Dernek çalışanlarından Erdem Gürsu, daha önce de İzmir'deki LGBTİ bireylerle toplandıklarını ancak dernekleşme sürecinin fikir ayrılıkları, anlaşmazlıklar, politik farklılıklardan ya da tembellikten sekteye uğradığını kaydetti. Erdem, dernekleşme süreçlerindeki zorluklarıysa, "2006'dan beri ara vermeden çalışıyoruz ama İzmir'de örgütlü olmak oldukça zor. Bu şehirde insanlar biraz rahat, doğal olarak bundan LGBTİ çalışmaları da nasibini alıyor. Eskiye nazaran artık bir istikrar ortaya koyduk" diye konuştu.

Ankara ve İstanbul'da, yalnızlık duygusuyla başa çıkabilmek için LGBTİ birey ve ailelerinin bir araya geldiği bir ortamı İzmir'de oluşturmaya çalıştıklarını ifade eden Erdem şunları aktardı: "Bu sene 'aile' alanına yöneldik. Babaları bu etkinliklere nasıl katabiliriz diye düşünceler geliştirmeye çalışıyoruz. Örgü etkinliğiyle eğlenceli bir şey yapmak istedik. Ailelere ve bireylere ulaşmak oldukça zor. İnternet çok yaygın gibi görünse de kullanım şekli olarak oyun oynamak, chat yapmak için kullanılıyor ama 'eşcinsel' diye bir arama yaptığınızda doğru kaynaklara ulaşmamız çok zor oluyor. İnternet üzerinden ulaşabilen ulaşıyor ya da kulaktan kulağa yöntemiyle bize ulaşıyorlar. Türkiye'de sivil toplum örgütlerinin ayakta kalması oldukça zor ve bu LGBTİ örgütleri için de geçerlidir. Avrupa ülkelerinde veya Amerika'da devlet desteği alabiliyorlar. Burada ailelerle ilgili çalışmaları sistemli bir şekilde yapmak istiyoruz ve bunun için de bir bütçemiz olması gerekiyor. Gönüllük esasıyla çalışıyoruz ama gönüllüyü de mağdur etmememiz gerekiyor. İmkânsızlıklar da umut kırıcı olabiliyor. 2006'da Sivil Toplum Geliştirme Merkezi Türkiye'deki LGBTİ bireyleri bir araya getirmekle ilgili bir çalışma yapıyordu. Ona katıldım. İzmir genelinde bir örgütlenmenin içinde kendimi buldum. Sivil toplum alanı gönüllükle de ilerleyen bir örgütlülüktür ancak birilerinin de bu gönüllüğün haricinde profesyonel olarak çalışması gerekiyor. Ben bunun bir meslek alanı olarak görülmesini istiyorum."
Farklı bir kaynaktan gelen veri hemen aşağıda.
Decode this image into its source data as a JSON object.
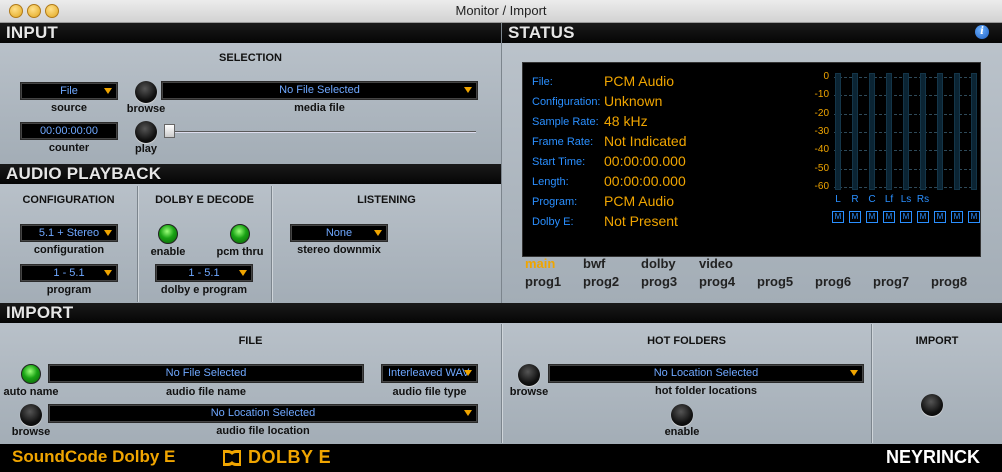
{
  "window": {
    "title": "Monitor / Import"
  },
  "input": {
    "header": "INPUT",
    "selection_label": "SELECTION",
    "source": {
      "value": "File",
      "label": "source"
    },
    "browse_label": "browse",
    "media_file": {
      "value": "No File Selected",
      "label": "media file"
    },
    "counter": {
      "value": "00:00:00:00",
      "label": "counter"
    },
    "play_label": "play"
  },
  "playback": {
    "header": "AUDIO PLAYBACK",
    "configuration_title": "CONFIGURATION",
    "configuration": {
      "value": "5.1 + Stereo",
      "label": "configuration"
    },
    "program": {
      "value": "1 - 5.1",
      "label": "program"
    },
    "decode_title": "DOLBY E DECODE",
    "enable_label": "enable",
    "pcm_thru_label": "pcm thru",
    "dolby_program": {
      "value": "1 - 5.1",
      "label": "dolby e program"
    },
    "listening_title": "LISTENING",
    "stereo_downmix": {
      "value": "None",
      "label": "stereo downmix"
    }
  },
  "status": {
    "header": "STATUS",
    "info_glyph": "i",
    "rows": [
      {
        "label": "File:",
        "value": "PCM Audio"
      },
      {
        "label": "Configuration:",
        "value": "Unknown"
      },
      {
        "label": "Sample Rate:",
        "value": "48 kHz"
      },
      {
        "label": "Frame Rate:",
        "value": "Not Indicated"
      },
      {
        "label": "Start Time:",
        "value": "00:00:00.000"
      },
      {
        "label": "Length:",
        "value": "00:00:00.000"
      },
      {
        "label": "Program:",
        "value": "PCM Audio"
      },
      {
        "label": "Dolby E:",
        "value": "Not Present"
      }
    ],
    "db_scale": [
      "0",
      "-10",
      "-20",
      "-30",
      "-40",
      "-50",
      "-60"
    ],
    "channels": [
      "L",
      "R",
      "C",
      "Lf",
      "Ls",
      "Rs",
      "",
      "",
      ""
    ],
    "mute_label": "M",
    "tabs_row1": [
      "main",
      "bwf",
      "dolby",
      "video"
    ],
    "tabs_row2": [
      "prog1",
      "prog2",
      "prog3",
      "prog4",
      "prog5",
      "prog6",
      "prog7",
      "prog8"
    ],
    "active_tab": "main"
  },
  "import": {
    "header": "IMPORT",
    "file_title": "FILE",
    "auto_name_label": "auto name",
    "audio_file_name": {
      "value": "No File Selected",
      "label": "audio file name"
    },
    "audio_file_type": {
      "value": "Interleaved WAV",
      "label": "audio file type"
    },
    "browse_label": "browse",
    "audio_file_location": {
      "value": "No Location Selected",
      "label": "audio file location"
    },
    "hot_folders_title": "HOT FOLDERS",
    "hot_browse_label": "browse",
    "hot_folder_locations": {
      "value": "No Location Selected",
      "label": "hot folder locations"
    },
    "hot_enable_label": "enable",
    "import_title": "IMPORT"
  },
  "footer": {
    "product": "SoundCode Dolby E",
    "dolby_logo": "DOLBY E",
    "brand": "NEYRINCK"
  },
  "colors": {
    "accent": "#f0a500",
    "display_blue": "#2a8fff",
    "led_green": "#19a314"
  }
}
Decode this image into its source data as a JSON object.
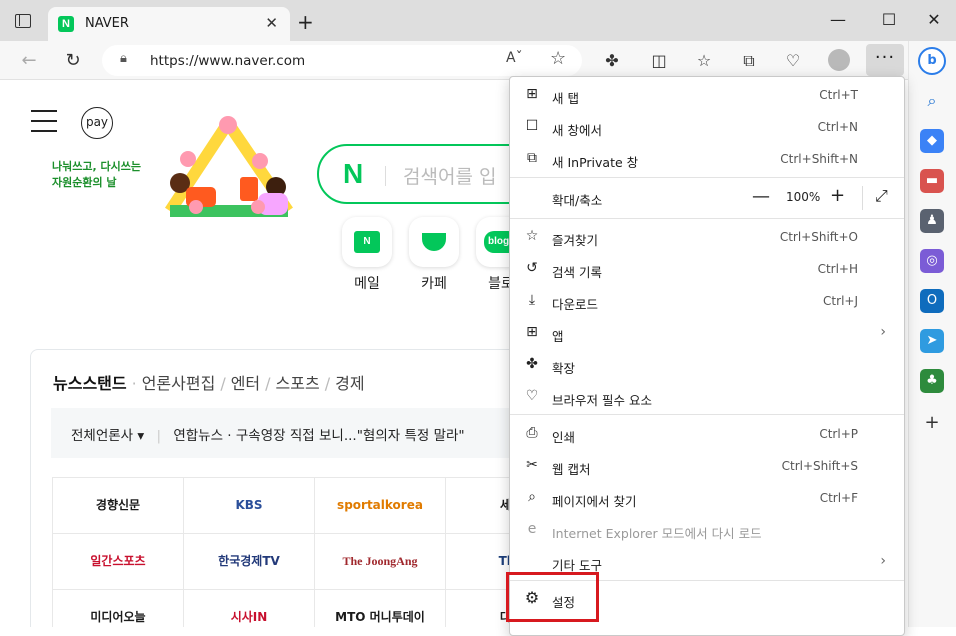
{
  "browser": {
    "tab_title": "NAVER",
    "tab_favicon": "N",
    "new_tab_glyph": "+",
    "url": "https://www.naver.com",
    "read_aloud": "Aˇ",
    "more_glyph": "···"
  },
  "page": {
    "pay_label": "pay",
    "slogan_line1": "나눠쓰고, 다시쓰는",
    "slogan_line2": "자원순환의 날",
    "search_logo": "N",
    "search_placeholder": "검색어를 입",
    "services": [
      {
        "label": "메일"
      },
      {
        "label": "카페"
      },
      {
        "label": "블로"
      }
    ],
    "news_tabs": [
      "뉴스스탠드",
      "언론사편집",
      "엔터",
      "스포츠",
      "경제"
    ],
    "news_filter": "전체언론사 ▾",
    "news_headline": "연합뉴스 · 구속영장 직접 보니...\"혐의자 특정 말라\"",
    "press": [
      [
        "경향신문",
        "KBS",
        "sportalkorea",
        "세계"
      ],
      [
        "일간스포츠",
        "한국경제TV",
        "The JoongAng",
        "The"
      ],
      [
        "미디어오늘",
        "시사IN",
        "MTO 머니투데이",
        "대구"
      ]
    ]
  },
  "menu": {
    "items": [
      {
        "icon": "new-tab-icon",
        "glyph": "⊞",
        "label": "새 탭",
        "shortcut": "Ctrl+T"
      },
      {
        "icon": "new-window-icon",
        "glyph": "☐",
        "label": "새 창에서",
        "shortcut": "Ctrl+N"
      },
      {
        "icon": "inprivate-icon",
        "glyph": "⧉",
        "label": "새 InPrivate 창",
        "shortcut": "Ctrl+Shift+N"
      },
      {
        "icon": "favorites-icon",
        "glyph": "☆",
        "label": "즐겨찾기",
        "shortcut": "Ctrl+Shift+O"
      },
      {
        "icon": "history-icon",
        "glyph": "↺",
        "label": "검색 기록",
        "shortcut": "Ctrl+H"
      },
      {
        "icon": "download-icon",
        "glyph": "⤓",
        "label": "다운로드",
        "shortcut": "Ctrl+J"
      },
      {
        "icon": "apps-icon",
        "glyph": "⊞",
        "label": "앱",
        "shortcut": ""
      },
      {
        "icon": "extensions-icon",
        "glyph": "✤",
        "label": "확장",
        "shortcut": ""
      },
      {
        "icon": "browser-essentials-icon",
        "glyph": "♡",
        "label": "브라우저 필수 요소",
        "shortcut": ""
      },
      {
        "icon": "print-icon",
        "glyph": "⎙",
        "label": "인쇄",
        "shortcut": "Ctrl+P"
      },
      {
        "icon": "web-capture-icon",
        "glyph": "✂",
        "label": "웹 캡처",
        "shortcut": "Ctrl+Shift+S"
      },
      {
        "icon": "find-icon",
        "glyph": "⌕",
        "label": "페이지에서 찾기",
        "shortcut": "Ctrl+F"
      },
      {
        "icon": "ie-mode-icon",
        "glyph": "e",
        "label": "Internet Explorer 모드에서 다시 로드",
        "shortcut": ""
      },
      {
        "icon": "more-tools-icon",
        "glyph": "",
        "label": "기타 도구",
        "shortcut": ""
      },
      {
        "icon": "settings-icon",
        "glyph": "⚙",
        "label": "설정",
        "shortcut": ""
      }
    ],
    "zoom_label": "확대/축소",
    "zoom_value": "100%",
    "zoom_minus": "—",
    "zoom_plus": "+",
    "fullscreen_glyph": "⤢",
    "submenu_arrow": "›"
  },
  "colors": {
    "highlight": "#d7191f",
    "naver_green": "#03c75a"
  }
}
Dernek gönüllülerinden Başak Zencir ise çalışmalara daha önce yaşadığı şehir olan İstanbul'dan dahil olmuş. İzmir'de ise özellikle ailelerle birlikte çalışmalar yapmayı etkinliklerin odak noktasında görüyor. Önümüzdeki günlerde belgesel film gösterimi yapmayı düşündüklerini ifade eden Başak, çocukların, bilhassa açık olduğu aileleriyle birlikte gelmelerinin kendileri adına oldukça önemli olduğunun altını çiziyor.
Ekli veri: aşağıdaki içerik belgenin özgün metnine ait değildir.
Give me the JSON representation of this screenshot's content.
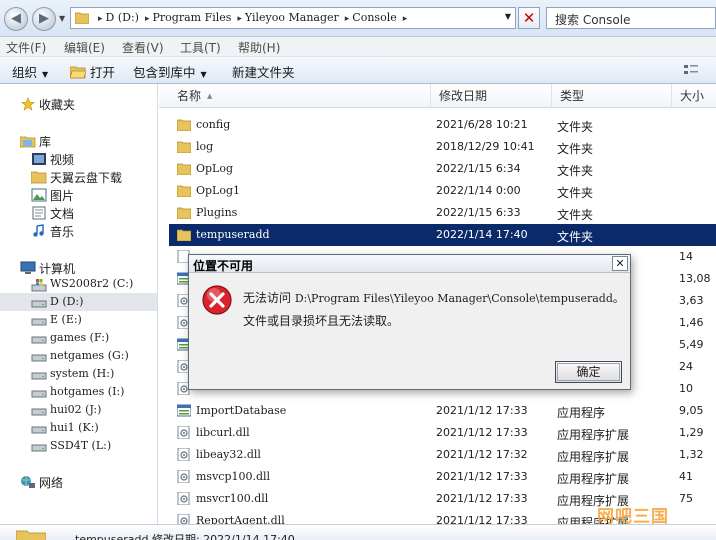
{
  "address": {
    "path": [
      "D (D:)",
      "Program Files",
      "Yileyoo Manager",
      "Console"
    ],
    "search_placeholder": "搜索 Console"
  },
  "menu": [
    "文件(F)",
    "编辑(E)",
    "查看(V)",
    "工具(T)",
    "帮助(H)"
  ],
  "toolbar": {
    "organize": "组织",
    "open": "打开",
    "include": "包含到库中",
    "new_folder": "新建文件夹"
  },
  "nav": {
    "favorites": "收藏夹",
    "libraries": "库",
    "lib_items": [
      "视频",
      "天翼云盘下载",
      "图片",
      "文档",
      "音乐"
    ],
    "computer": "计算机",
    "drives": [
      "WS2008r2 (C:)",
      "D (D:)",
      "E (E:)",
      "games (F:)",
      "netgames (G:)",
      "system (H:)",
      "hotgames (I:)",
      "hui02 (J:)",
      "hui1 (K:)",
      "SSD4T (L:)"
    ],
    "network": "网络"
  },
  "columns": [
    "名称",
    "修改日期",
    "类型",
    "大小"
  ],
  "files": [
    {
      "name": "config",
      "date": "2021/6/28 10:21",
      "type": "文件夹",
      "size": "",
      "icon": "folder-icon"
    },
    {
      "name": "log",
      "date": "2018/12/29 10:41",
      "type": "文件夹",
      "size": "",
      "icon": "folder-icon"
    },
    {
      "name": "OpLog",
      "date": "2022/1/15 6:34",
      "type": "文件夹",
      "size": "",
      "icon": "folder-icon"
    },
    {
      "name": "OpLog1",
      "date": "2022/1/14 0:00",
      "type": "文件夹",
      "size": "",
      "icon": "folder-icon"
    },
    {
      "name": "Plugins",
      "date": "2022/1/15 6:33",
      "type": "文件夹",
      "size": "",
      "icon": "folder-icon"
    },
    {
      "name": "tempuseradd",
      "date": "2022/1/14 17:40",
      "type": "文件夹",
      "size": "",
      "icon": "folder-icon",
      "selected": true
    },
    {
      "name": "",
      "date": "",
      "type": "",
      "size": "14",
      "icon": "file-icon"
    },
    {
      "name": "",
      "date": "",
      "type": "",
      "size": "13,08",
      "icon": "app-icon"
    },
    {
      "name": "",
      "date": "",
      "type": "",
      "size": "3,63",
      "icon": "dll-icon"
    },
    {
      "name": "",
      "date": "",
      "type": "",
      "size": "1,46",
      "icon": "dll-icon"
    },
    {
      "name": "",
      "date": "",
      "type": "",
      "size": "5,49",
      "icon": "app-icon"
    },
    {
      "name": "",
      "date": "",
      "type": "",
      "size": "24",
      "icon": "dll-icon"
    },
    {
      "name": "",
      "date": "",
      "type": "",
      "size": "10",
      "icon": "dll-icon"
    },
    {
      "name": "ImportDatabase",
      "date": "2021/1/12 17:33",
      "type": "应用程序",
      "size": "9,05",
      "icon": "app-icon"
    },
    {
      "name": "libcurl.dll",
      "date": "2021/1/12 17:33",
      "type": "应用程序扩展",
      "size": "1,29",
      "icon": "dll-icon"
    },
    {
      "name": "libeay32.dll",
      "date": "2021/1/12 17:32",
      "type": "应用程序扩展",
      "size": "1,32",
      "icon": "dll-icon"
    },
    {
      "name": "msvcp100.dll",
      "date": "2021/1/12 17:33",
      "type": "应用程序扩展",
      "size": "41",
      "icon": "dll-icon"
    },
    {
      "name": "msvcr100.dll",
      "date": "2021/1/12 17:33",
      "type": "应用程序扩展",
      "size": "75",
      "icon": "dll-icon"
    },
    {
      "name": "ReportAgent.dll",
      "date": "2021/1/12 17:33",
      "type": "应用程序扩展",
      "size": "",
      "icon": "dll-icon"
    }
  ],
  "status": {
    "text": "tempuseradd 修改日期: 2022/1/14 17:40"
  },
  "dialog": {
    "title": "位置不可用",
    "msg_prefix": "无法访问 ",
    "msg_path": "D:\\Program Files\\Yileyoo Manager\\Console\\tempuseradd。",
    "msg2": "文件或目录损坏且无法读取。",
    "ok": "确定",
    "close": "✕"
  },
  "watermark": "网吧三国"
}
Ailelerin çocuklarını bu durumlar için psikologlara götürdüğünde homofobik psikologlara denk gelebildiklerini söyleyen Başak, " Bu sebeple birçok aile tedavi ettirilebilir bir şey olduğunu düşünüyor ve psikoloğa güveniyor. Böyle durumlarda psikiyatrisin çalıştığı kuruma bir yazı göndermeyi planlıyoruz, eğer hala devam ederse bu psikiyatrları ifşa etmeyi planlıyoruz" dedi.
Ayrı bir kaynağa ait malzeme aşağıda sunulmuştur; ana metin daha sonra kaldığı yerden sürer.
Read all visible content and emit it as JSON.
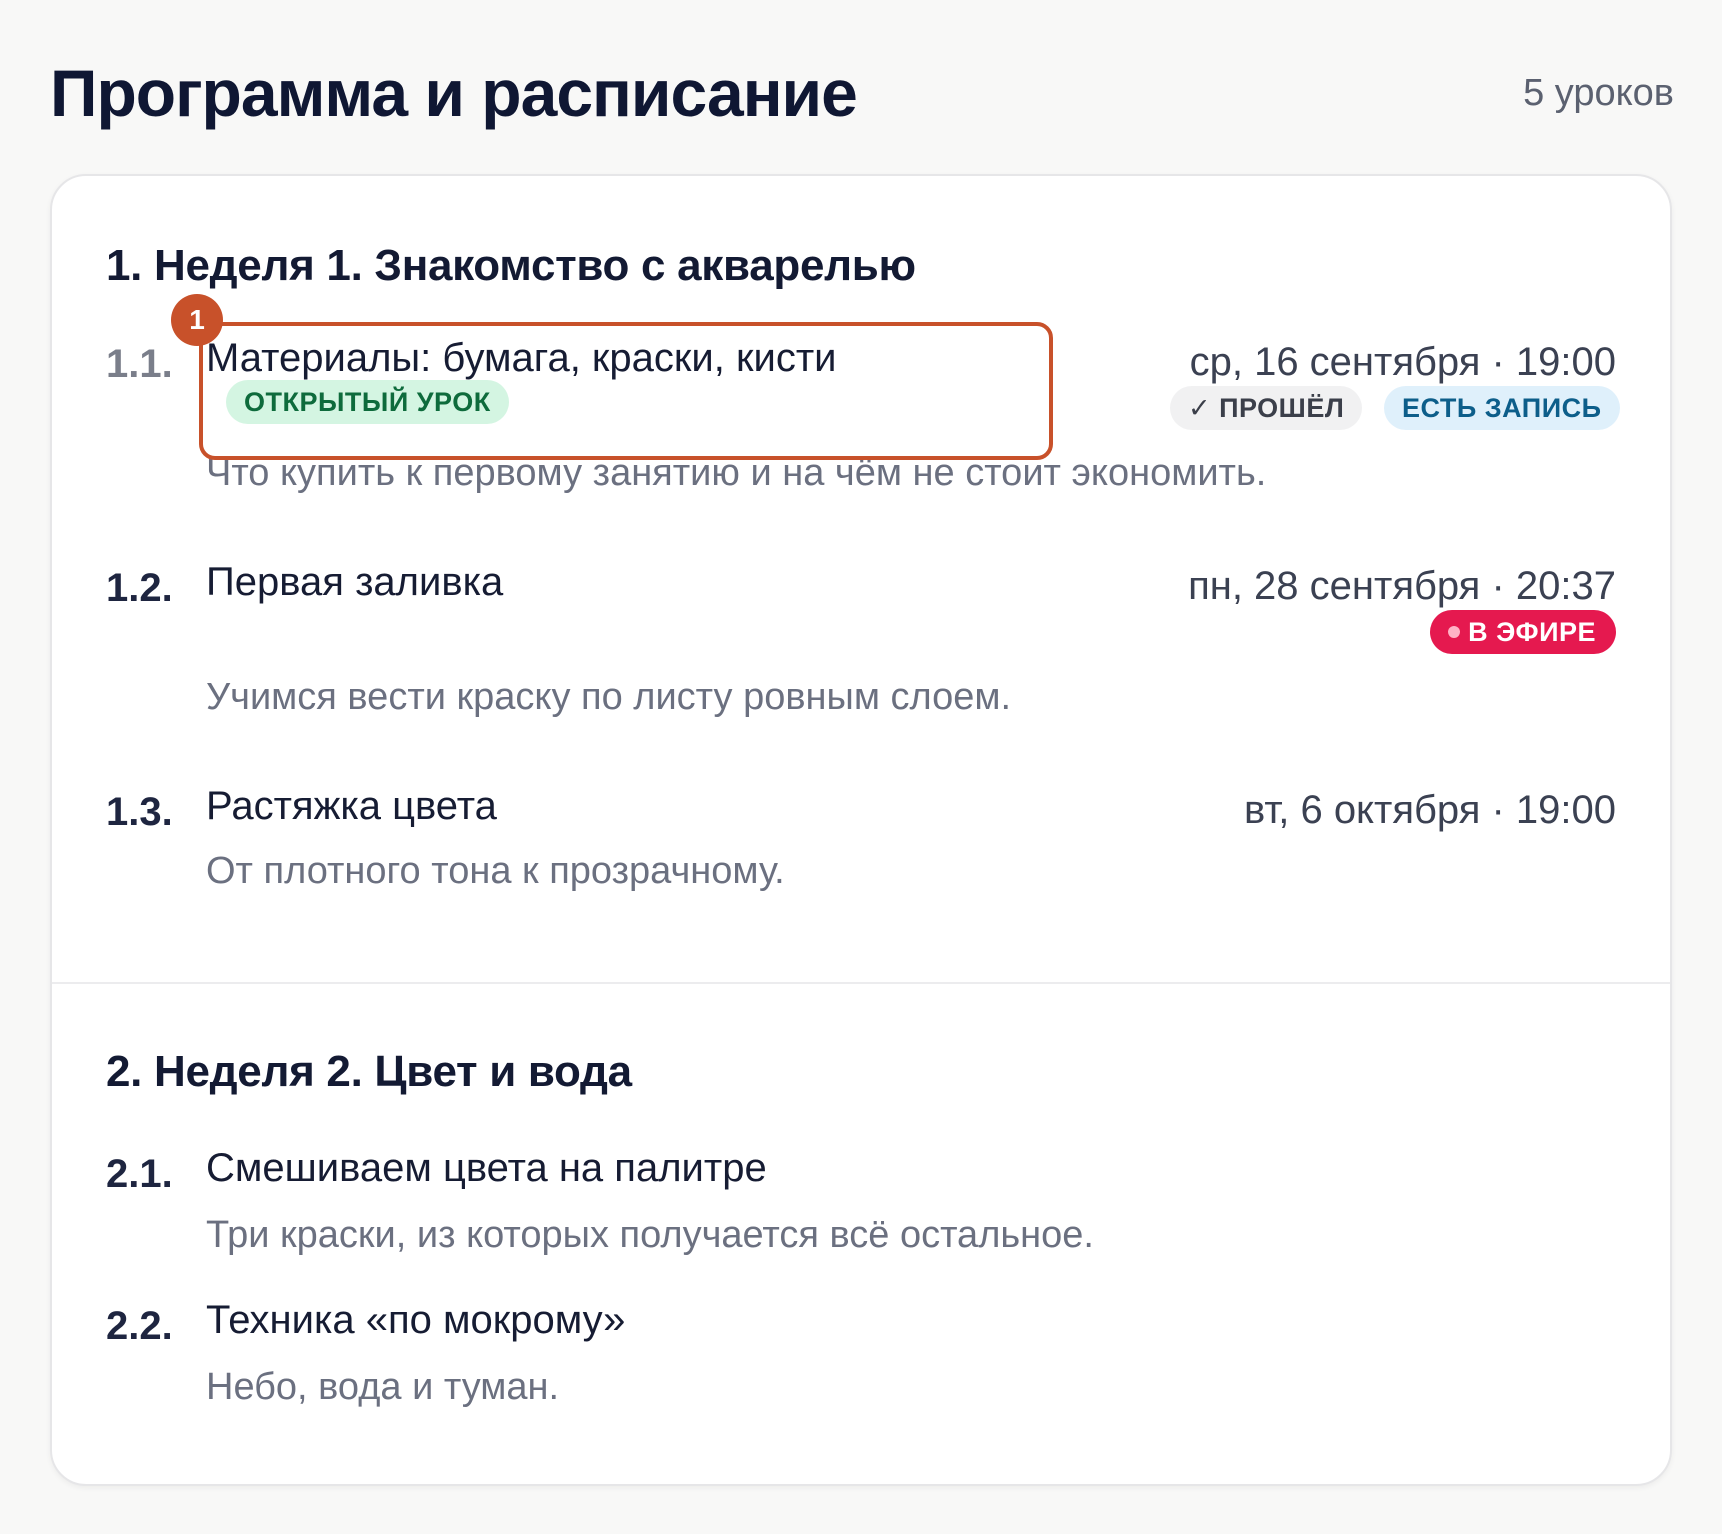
{
  "header": {
    "title": "Программа и расписание",
    "count": "5 уроков"
  },
  "marker": {
    "label": "1"
  },
  "modules": [
    {
      "title": "1. Неделя 1. Знакомство с акварелью",
      "lessons": [
        {
          "num": "1.1.",
          "title": "Материалы: бумага, краски, кисти",
          "date": "ср, 16 сентября · 19:00",
          "badge_open": "ОТКРЫТЫЙ УРОК",
          "badge_done": "ПРОШЁЛ",
          "badge_record": "ЕСТЬ ЗАПИСЬ",
          "desc": "Что купить к первому занятию и на чём не стоит экономить."
        },
        {
          "num": "1.2.",
          "title": "Первая заливка",
          "date": "пн, 28 сентября · 20:37",
          "badge_live": "В ЭФИРЕ",
          "desc": "Учимся вести краску по листу ровным слоем."
        },
        {
          "num": "1.3.",
          "title": "Растяжка цвета",
          "date": "вт, 6 октября · 19:00",
          "desc": "От плотного тона к прозрачному."
        }
      ]
    },
    {
      "title": "2. Неделя 2. Цвет и вода",
      "lessons": [
        {
          "num": "2.1.",
          "title": "Смешиваем цвета на палитре",
          "desc": "Три краски, из которых получается всё остальное."
        },
        {
          "num": "2.2.",
          "title": "Техника «по мокрому»",
          "desc": "Небо, вода и туман."
        }
      ]
    }
  ],
  "colors": {
    "accent": "#c8512a",
    "live": "#e5194f",
    "open": "#0e6b3c",
    "record": "#0d5e8a"
  }
}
2009'dan beri dernek gönüllüsü ve 2012'den beri dernek çalışanı olan Rahşan Kale, ise "İzmir'de kafelerde buluştuğumuz zamanlardan beri, yani dernekten önce, şimdi de burada devam ediyoruz. Ailelerinin hafta sonları veya ayda bir kere buluştukları değil de bunun dışında da bir araya gelebildikleri, görüşebildikleri, sosyalleşebildikleri biraz farklı alanlarda kaynaşabilecekleri bir ortam yaratmak istiyoruz. Bu etkinlikleri kendilerini yalnızlaştırmalarından uzaklaştırmak adına yapıyoruz. Hepimiz her şeyi yapıyoruz bu dernekte. Hak ihlalleriyle ilgili çalışmalar yapan bütün dernekler nasıl sorunlarla karşı karşıyaysa biz de aynı sıkıntıları yaşıyoruz" şeklinde konuştu.